Halloween myths of relevance


Quick Links

1995, 1996, 1997

1998, 1999, 2000

2001, 2002, 2003

2004, 2005, 2006

2007, 2008, 2009

2010, 2011

Category: Reflections Date: 04 Nov 01

It may be a combination of thrill and dread we derive from knowing we are alive, feeling the breeze on our faces, and underfoot, men, and women who, too, felt this breeze, are now decomposing, skeletal, rooted in trees and clay beneath us.


“I’ll see you on the dark side of the moon,” was the song that came to mind on Halloween night. Before you dismiss this ritual of children wandering in the dark, dressed as spirits of the dead, as American consumerism, consider what Naipaul says “we go back and back.” And we do. Almost all ritual is rooted in that deep pool of humanity we all share.


According to Greek mythology, the Goddess of the Cornfield - she initiated brides and bridegrooms into “the secrets of the couch” - bore several children out of wedlock. Among them was her daughter, Core, who was so beautiful that Hades, the God of the Realm of the Dead, abducted her while she was picking flowers in a meadow. Hades renamed her Persephone, and made her Queen of the Underworld.


The Greek Myths as told by Robert Graves, recounts that her mother, the cornfield goddess “was so angry, she continued to wander about the earth, forbidding the trees to yield fruit and the herbs to grow, until the race of men stood in danger of extinction.”


Corn wilted, cattle died, and the world became a cold and dark place. The earth was dry and parched and there was no sun, or warmth. Alarmed at the state of affairs, Zeus, lord of the universe, Hades’ brother, summoned Demeter and implored her to replenish the earth. Demeter refused and swore that the earth would remain barren until her daughter was restored to her.


So Zeus sent a message to Hades saying: “If you do not restore Persephone, we are all undone!” Hades agreed to return Persephone, but on the condition that his new bride hadn’t tasted the food of the dead. She hadn’t, really, but some naughty spirit tattled on her, saying he’d spotted her eating seven pomegranate seeds.


A compromise was reached. Persephone would spend three months of the year among the dead, and the rest of the nine, with her mother, on Earth. The myth demonstrates the powerful, universal and timeless concept of the Earth as a woman and mother, provider of food and life and symbol of fertility. It denotes the connection between women, whose monthly cycles are linked to the moon and ebb and flow of tides, with the elements.

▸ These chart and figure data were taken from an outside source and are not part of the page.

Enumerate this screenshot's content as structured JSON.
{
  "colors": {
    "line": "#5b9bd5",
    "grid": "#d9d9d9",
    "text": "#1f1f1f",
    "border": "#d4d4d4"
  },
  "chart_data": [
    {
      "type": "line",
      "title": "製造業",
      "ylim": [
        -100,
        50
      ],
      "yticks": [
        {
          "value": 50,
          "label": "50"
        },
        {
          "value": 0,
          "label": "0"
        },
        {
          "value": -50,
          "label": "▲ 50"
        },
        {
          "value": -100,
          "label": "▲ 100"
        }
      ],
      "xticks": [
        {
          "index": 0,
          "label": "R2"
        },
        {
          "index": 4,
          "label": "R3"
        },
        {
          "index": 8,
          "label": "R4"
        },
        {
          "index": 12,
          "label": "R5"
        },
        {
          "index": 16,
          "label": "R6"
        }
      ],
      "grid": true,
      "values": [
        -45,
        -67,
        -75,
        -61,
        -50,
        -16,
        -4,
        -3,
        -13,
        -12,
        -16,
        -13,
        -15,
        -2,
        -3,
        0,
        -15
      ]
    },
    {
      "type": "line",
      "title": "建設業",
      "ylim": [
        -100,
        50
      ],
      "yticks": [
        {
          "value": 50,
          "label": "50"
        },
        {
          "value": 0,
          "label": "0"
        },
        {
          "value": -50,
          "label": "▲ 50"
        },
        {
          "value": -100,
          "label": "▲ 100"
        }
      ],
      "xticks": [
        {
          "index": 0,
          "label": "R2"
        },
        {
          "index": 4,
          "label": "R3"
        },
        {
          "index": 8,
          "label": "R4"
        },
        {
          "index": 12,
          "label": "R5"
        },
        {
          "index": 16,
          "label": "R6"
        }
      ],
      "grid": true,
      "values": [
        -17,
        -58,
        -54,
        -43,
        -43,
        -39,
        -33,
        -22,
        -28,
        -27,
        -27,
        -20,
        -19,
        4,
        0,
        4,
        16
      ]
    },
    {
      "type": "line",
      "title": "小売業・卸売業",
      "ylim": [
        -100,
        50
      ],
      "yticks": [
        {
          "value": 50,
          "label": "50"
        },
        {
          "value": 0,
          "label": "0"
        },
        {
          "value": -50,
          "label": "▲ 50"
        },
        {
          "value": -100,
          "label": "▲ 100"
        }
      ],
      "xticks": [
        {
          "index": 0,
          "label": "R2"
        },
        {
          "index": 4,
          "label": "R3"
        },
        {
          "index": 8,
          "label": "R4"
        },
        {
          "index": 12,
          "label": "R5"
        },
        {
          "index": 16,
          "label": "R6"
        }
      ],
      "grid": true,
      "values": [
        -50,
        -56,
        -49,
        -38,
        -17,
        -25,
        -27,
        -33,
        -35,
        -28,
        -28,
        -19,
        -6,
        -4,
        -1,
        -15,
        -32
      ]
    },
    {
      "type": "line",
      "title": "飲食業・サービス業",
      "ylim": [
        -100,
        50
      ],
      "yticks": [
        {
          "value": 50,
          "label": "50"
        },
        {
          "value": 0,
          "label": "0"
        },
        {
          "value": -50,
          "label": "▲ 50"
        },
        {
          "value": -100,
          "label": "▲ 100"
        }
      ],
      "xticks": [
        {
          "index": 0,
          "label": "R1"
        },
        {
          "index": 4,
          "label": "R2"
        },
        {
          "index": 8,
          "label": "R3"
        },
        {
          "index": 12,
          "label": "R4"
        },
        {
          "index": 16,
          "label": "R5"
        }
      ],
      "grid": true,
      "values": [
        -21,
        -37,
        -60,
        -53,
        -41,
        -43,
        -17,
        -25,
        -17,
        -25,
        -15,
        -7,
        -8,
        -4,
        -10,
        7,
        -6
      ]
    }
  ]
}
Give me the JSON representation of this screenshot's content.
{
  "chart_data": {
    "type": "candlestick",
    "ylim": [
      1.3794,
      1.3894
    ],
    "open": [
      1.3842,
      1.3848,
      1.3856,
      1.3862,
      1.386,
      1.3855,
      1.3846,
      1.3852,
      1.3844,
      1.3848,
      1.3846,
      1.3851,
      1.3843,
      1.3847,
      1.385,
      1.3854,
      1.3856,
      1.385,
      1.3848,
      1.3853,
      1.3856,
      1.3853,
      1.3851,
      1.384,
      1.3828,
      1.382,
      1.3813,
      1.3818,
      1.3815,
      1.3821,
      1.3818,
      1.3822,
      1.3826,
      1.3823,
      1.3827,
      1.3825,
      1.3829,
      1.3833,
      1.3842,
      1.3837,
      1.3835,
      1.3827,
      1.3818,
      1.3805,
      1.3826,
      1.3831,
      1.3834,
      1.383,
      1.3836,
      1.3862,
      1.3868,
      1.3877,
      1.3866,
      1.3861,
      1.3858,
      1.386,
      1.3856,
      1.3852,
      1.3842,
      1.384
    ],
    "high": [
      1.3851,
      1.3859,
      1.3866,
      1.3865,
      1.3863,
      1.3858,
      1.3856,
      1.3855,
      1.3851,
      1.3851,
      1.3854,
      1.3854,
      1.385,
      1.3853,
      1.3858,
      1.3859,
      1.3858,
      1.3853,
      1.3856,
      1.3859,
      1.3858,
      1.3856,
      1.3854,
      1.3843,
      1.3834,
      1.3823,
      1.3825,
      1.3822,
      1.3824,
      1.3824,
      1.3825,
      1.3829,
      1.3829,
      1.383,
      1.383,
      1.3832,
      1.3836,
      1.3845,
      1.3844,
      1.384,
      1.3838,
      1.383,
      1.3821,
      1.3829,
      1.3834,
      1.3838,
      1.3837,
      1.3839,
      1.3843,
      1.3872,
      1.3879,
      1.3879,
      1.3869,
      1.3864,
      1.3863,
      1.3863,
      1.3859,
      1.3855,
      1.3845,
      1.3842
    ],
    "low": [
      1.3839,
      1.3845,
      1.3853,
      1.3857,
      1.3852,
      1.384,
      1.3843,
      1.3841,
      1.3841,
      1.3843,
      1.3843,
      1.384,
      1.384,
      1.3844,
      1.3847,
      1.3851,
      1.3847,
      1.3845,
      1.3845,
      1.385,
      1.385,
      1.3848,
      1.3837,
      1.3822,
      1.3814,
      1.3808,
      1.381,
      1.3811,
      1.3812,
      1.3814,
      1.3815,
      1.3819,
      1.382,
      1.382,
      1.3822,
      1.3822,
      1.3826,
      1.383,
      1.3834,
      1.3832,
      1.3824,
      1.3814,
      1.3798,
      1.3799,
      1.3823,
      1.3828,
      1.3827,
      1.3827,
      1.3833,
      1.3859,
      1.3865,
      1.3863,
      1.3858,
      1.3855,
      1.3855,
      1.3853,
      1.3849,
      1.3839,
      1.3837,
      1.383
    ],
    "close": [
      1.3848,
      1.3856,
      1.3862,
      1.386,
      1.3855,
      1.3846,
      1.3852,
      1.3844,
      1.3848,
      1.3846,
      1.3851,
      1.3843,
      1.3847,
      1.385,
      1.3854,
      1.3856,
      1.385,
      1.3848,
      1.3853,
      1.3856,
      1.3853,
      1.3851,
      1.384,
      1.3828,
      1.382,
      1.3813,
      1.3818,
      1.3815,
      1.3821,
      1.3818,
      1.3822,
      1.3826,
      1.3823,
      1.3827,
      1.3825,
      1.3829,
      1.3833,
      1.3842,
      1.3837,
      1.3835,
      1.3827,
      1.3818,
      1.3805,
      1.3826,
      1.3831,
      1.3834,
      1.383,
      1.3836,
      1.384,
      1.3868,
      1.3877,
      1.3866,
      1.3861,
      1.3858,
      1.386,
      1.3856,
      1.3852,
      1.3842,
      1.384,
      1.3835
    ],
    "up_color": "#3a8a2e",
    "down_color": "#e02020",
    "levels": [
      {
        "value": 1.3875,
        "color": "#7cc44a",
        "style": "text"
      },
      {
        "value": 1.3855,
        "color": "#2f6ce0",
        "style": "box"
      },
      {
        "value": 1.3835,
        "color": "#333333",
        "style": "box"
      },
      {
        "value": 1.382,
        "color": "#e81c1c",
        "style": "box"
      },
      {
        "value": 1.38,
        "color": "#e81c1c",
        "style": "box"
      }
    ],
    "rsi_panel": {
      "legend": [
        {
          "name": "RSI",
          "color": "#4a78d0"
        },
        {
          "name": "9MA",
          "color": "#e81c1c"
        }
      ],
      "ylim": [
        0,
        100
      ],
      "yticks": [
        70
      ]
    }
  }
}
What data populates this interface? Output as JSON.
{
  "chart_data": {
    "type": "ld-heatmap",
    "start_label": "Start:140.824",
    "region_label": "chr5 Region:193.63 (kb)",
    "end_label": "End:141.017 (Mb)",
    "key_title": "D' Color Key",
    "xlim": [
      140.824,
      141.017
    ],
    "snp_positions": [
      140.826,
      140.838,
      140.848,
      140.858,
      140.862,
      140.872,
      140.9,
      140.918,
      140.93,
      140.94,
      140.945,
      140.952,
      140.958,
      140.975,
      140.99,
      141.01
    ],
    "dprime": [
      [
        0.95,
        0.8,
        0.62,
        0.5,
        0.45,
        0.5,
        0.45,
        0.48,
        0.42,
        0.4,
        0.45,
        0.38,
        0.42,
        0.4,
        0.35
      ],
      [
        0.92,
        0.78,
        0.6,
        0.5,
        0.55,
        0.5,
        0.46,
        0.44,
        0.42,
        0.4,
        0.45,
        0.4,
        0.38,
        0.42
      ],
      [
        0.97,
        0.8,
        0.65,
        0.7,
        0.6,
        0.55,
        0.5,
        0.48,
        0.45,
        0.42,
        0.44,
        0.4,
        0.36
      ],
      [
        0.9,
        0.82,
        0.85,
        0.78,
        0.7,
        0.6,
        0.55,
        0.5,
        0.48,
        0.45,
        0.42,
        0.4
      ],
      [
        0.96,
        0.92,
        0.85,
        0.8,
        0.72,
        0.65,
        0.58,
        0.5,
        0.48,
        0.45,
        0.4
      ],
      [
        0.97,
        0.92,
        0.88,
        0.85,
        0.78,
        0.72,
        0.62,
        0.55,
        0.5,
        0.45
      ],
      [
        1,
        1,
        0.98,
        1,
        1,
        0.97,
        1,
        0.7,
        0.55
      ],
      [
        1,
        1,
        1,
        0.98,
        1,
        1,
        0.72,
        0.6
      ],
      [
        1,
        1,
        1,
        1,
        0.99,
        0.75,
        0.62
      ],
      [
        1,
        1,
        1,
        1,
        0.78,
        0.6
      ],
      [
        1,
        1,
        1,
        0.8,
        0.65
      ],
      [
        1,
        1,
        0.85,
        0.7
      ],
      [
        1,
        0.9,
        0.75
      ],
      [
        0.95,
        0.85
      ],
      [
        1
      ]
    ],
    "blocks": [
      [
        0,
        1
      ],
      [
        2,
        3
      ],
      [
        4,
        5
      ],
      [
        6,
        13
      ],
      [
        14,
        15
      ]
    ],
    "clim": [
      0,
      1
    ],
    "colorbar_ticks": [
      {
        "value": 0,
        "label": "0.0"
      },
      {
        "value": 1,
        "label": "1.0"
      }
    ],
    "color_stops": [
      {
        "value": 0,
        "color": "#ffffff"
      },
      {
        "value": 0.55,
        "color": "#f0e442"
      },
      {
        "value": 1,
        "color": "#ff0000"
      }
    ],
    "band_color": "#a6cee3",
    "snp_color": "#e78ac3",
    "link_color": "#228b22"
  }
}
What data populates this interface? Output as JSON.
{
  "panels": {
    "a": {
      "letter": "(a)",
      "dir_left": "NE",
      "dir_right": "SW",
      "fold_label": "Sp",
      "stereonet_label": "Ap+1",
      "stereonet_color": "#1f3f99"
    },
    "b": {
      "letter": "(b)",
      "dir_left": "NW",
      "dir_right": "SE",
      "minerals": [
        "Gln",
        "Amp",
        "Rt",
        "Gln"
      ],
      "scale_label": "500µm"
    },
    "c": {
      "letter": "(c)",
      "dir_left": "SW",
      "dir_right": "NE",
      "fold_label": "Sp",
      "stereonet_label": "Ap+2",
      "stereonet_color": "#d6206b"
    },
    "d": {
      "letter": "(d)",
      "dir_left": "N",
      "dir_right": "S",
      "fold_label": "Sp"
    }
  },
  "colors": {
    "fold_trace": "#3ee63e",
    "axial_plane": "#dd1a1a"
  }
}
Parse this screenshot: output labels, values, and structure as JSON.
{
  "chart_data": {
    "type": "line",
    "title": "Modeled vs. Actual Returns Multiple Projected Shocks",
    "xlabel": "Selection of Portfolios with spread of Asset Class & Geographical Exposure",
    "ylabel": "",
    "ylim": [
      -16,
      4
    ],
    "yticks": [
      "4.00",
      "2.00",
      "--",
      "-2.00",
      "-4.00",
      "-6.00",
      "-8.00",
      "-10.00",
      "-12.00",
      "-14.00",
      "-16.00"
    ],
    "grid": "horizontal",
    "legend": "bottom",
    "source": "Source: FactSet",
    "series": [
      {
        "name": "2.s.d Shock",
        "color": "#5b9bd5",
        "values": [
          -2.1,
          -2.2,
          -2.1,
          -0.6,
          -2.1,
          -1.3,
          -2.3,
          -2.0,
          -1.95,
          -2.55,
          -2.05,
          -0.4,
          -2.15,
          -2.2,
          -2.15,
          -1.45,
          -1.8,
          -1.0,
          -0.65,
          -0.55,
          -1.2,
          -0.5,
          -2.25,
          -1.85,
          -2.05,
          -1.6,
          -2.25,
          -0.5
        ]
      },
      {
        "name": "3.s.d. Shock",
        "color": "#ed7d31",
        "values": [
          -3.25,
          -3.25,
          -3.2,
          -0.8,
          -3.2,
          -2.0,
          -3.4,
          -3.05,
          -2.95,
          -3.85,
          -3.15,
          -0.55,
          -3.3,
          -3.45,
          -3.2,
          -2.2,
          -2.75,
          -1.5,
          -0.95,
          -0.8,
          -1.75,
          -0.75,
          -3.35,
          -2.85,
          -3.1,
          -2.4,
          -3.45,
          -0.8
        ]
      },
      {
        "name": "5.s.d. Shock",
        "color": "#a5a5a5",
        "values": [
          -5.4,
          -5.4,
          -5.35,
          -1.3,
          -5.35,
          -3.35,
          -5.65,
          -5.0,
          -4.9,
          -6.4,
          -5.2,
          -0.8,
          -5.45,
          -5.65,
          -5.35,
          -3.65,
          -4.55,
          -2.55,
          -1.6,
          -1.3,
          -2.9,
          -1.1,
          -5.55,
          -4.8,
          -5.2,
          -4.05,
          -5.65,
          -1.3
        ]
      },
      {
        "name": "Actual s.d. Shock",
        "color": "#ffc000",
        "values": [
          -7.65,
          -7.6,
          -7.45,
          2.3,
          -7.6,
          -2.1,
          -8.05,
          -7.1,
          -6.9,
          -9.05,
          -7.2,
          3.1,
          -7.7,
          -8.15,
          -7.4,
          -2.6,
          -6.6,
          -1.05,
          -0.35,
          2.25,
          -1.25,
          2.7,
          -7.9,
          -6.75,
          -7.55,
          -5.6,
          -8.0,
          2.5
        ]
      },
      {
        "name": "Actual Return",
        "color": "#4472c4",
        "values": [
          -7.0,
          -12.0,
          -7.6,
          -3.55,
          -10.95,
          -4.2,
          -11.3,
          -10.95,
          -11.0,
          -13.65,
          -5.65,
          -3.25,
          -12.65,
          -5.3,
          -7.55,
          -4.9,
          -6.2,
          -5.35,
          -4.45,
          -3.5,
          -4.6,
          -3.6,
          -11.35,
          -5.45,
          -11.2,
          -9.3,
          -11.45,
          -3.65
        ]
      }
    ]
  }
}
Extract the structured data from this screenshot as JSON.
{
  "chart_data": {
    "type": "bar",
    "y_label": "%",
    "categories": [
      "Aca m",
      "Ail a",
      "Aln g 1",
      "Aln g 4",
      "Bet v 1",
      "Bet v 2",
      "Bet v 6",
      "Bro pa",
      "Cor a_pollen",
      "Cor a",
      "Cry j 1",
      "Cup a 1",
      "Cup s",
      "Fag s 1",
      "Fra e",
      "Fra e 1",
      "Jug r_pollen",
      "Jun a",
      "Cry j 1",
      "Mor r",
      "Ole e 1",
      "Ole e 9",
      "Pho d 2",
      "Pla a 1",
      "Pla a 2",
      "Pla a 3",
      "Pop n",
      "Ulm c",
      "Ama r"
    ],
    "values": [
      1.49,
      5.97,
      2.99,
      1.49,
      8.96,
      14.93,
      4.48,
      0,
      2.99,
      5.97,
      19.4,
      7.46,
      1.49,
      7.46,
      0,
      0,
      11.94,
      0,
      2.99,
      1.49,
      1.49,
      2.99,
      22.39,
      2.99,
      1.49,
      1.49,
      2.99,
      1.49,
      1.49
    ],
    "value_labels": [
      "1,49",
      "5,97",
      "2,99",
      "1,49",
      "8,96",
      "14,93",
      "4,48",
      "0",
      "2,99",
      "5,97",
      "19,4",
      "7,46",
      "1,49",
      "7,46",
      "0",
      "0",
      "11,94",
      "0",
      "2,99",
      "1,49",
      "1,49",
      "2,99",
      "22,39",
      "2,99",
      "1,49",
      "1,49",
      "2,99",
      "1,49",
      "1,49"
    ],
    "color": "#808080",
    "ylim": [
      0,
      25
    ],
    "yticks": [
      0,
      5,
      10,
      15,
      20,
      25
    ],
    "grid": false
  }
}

The changing of the seasons, the cycle of life in which we all roll towards eternity, has been marked by the pagan rites of worship and celebration rooted in Mother Earth.


In hotter climates, the swift dancing feet of women, their anklets jingling rhythmically to drums, pray to Mother Earth for rain during drought, and celebrate harvests in the time of plenty. About now, when the fields have started to go fallow in colder climes, it is the beginning of the dead time of the year, the winter solstice.


Catholics co-opted the pagan festival as churches do, to bring in the locals who lived very much by the rhythm of the land, and old ways, to the church. They called the beginning of winter, and the end of the harvest, when Perspherene returns to the underworld, “All Souls Day,” telling their flock: “The spirits are coming. Light candles by their graves. Keep vigil against evil and say prayers for the dead. Light a bonfire to keep evil at bay.”


The myths have also produced the opposite effect. The early Protestants in America rejected Catholic teachings, including the spirits, and proclaimed them evil, saying if they are not of God, they are of the devil.


In America they call it Halloween when people play-act and revert to simple beliefs that work at a gut level - if there is a scary thing out there, if the dead have come out to play, if I look and dress like them, then, they won’t hurt us.


The idea of the bogeyman made me think of the fears with which we surround ourselves mostly, that of death, the uncertainty of the after life, of the unknown, and our own mortality.


Children scampering about in vampire teeth, skin dusted in sepulchral gray, skeletal masks and fake blood running down their faces is a wonderful way of countering that fear of death and annihilation that is part of the human destiny, cultivated particularly in very ordered societies where it isn’t seen as part of a cycle but a shocking end.


As the year advances, and the days get shorter, darker, cooler, the division between the world of the living and the spirits of the dead becomes more tenuous. Our senses are sharpened to the knowledge that mortality can be seconds away, a few inches deep for any of us.


The vast sphere of the unknown warns us that all knowledge is limited, that there is no absolute truth, and that we have no choice but to be humble about our beliefs.


It tells us, too, that we can chip away at the vast darkness and uncover sheets of light, if we face up to our deepest, darkest fears with courage.